Black Mud Memories

Story and Photos by Russell A. Graves

“Thanks to the NWTF and private landowners, turkeys in Northeast Texas have gone from being nearly non-existent to having a season in about a half a decade…”

“Two brothers, bound by blood and a love of hunting, take their first Eastern Wild Turkeys less than a mile from their boyhood home and in the same haunt where, as young men, they camped, built forts, and prowled the blackland bottomlands in search of adventure.”

“Only ten minutes after hearing the first tom gobble, four big birds came creeping in through the wild oats and pungent bottomland onions that soaked up what little sunlight pierced through the hardwood canopy.  From thirty yards away, the first bird fell.”

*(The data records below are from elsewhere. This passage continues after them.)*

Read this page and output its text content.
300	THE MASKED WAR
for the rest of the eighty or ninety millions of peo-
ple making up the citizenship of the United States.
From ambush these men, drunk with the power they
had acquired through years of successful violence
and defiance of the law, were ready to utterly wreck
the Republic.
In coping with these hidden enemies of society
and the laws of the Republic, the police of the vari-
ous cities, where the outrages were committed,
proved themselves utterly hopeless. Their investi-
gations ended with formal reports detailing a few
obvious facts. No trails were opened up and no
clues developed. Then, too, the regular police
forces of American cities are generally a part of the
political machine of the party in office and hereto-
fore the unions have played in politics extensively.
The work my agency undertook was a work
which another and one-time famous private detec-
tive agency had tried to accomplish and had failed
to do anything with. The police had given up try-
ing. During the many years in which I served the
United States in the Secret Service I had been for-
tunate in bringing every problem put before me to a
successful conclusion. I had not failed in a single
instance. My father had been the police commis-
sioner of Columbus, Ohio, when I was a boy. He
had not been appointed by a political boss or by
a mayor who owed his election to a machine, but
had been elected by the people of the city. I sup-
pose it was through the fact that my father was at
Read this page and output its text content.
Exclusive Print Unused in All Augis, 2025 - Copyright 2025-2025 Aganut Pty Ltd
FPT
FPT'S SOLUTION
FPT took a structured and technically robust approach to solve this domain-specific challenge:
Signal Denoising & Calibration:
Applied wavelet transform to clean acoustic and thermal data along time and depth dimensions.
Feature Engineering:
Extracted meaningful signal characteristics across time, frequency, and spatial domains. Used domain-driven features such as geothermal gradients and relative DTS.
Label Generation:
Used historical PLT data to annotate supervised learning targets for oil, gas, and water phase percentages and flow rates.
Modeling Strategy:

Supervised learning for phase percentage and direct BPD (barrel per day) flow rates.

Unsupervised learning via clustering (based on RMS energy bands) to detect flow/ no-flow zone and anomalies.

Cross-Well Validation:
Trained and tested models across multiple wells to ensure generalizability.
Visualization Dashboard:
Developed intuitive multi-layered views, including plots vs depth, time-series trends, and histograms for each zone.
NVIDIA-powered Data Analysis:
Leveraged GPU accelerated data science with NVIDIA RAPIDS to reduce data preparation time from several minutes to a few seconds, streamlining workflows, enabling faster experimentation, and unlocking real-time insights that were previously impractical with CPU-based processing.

“Twenty minutes later and less than one hundred yards from the initial set-up, the second bird fell - making personal history for the brothers who started hunting together in the early 1980’s. “

“At the mandatory county check-in, a crowd gathered instantly.  Not only were the birds the first two of the season brought in to the county check station, they were the first turkeys some of the onlookers had ever seen in the county.”

After a long congratulatory handshake and a longer embrace, William (left) and Russell knew that they had indeed shared one of the most special moments in their lives.  On the same 280 acres that they learned to hunt and fish and dream, they made the kind of memories that will burn deep into their conscious minds - black mud memories.